Similar to Chapter 11, a CCAA filing begins with the debtor submitting an application. The court issues an order giving the company protection for a prescribed and limited amount of time to figure out a way to continue operations. While the CCAA order is in place, creditors cannot attempt to collect on debt.
The CCAA gives companies a chance to speak to shareholders as well as creditors, which matters because shareholders will often get to vote on the proposed plan.
One of the more common criticisms of bankruptcy laws in the U.S. is that Chapter 11 cases take much longer to work through than CCAA cases and they are typically more expensive.
Chapter 11 proceedings are held in court. They’re lengthy and prescriptive, but also offer constitutional protections for property rights. CCAA is shorter and leaves decisions up to a judge’s discretion on a case-by-case basis. Some time in court is required in Canada, but it’s mostly to present plans for approval after negotiations with creditors.
What happens after the proceedings?
There is some thinking around whether or not companies that filed for bankruptcy protection deserve to write off their debts and start over again. Why is it so easy, the argument goes, for certain companies to just re-launch an essentially identical brand and business?
J. Crew and Brooks Brothers both filed for bankruptcy protection while dealing with the impact of COVID-19, for instance, yet those proceedings took very different directions. J. Crew got their bankers to forgive $1.6 billion in debt in exchange for access to more credit.
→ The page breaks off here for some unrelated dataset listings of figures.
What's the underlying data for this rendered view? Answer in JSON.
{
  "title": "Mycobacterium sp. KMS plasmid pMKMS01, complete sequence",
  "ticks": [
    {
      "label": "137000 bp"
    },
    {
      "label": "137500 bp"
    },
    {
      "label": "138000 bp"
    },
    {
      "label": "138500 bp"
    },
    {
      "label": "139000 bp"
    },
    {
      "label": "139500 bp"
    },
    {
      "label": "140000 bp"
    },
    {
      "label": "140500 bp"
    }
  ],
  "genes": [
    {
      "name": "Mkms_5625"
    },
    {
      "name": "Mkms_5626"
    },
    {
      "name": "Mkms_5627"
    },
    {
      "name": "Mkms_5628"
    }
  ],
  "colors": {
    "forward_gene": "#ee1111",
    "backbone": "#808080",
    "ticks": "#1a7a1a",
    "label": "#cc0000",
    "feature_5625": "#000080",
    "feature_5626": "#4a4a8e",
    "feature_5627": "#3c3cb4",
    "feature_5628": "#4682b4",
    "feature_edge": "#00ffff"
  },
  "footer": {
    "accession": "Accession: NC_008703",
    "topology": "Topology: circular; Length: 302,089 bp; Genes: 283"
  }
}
People lost their jobs, landlords didn’t get paid, and yet somehow the same management team gets to rebuild.
Meanwhile, Brooks Brothers liquidated everything and is now owned by a licensing firm, which is working to build a new brand that has staying power as a profitable company.
While the fundamentals are very similar in both Chapter 11 and CCAA, the differences in each of the filing processes demonstrate how different actions can be used to ultimately achieve the same outcome: An opportunity for the company to avoid bankruptcy, and for its creditors to receive some form of payment on what they’re owed.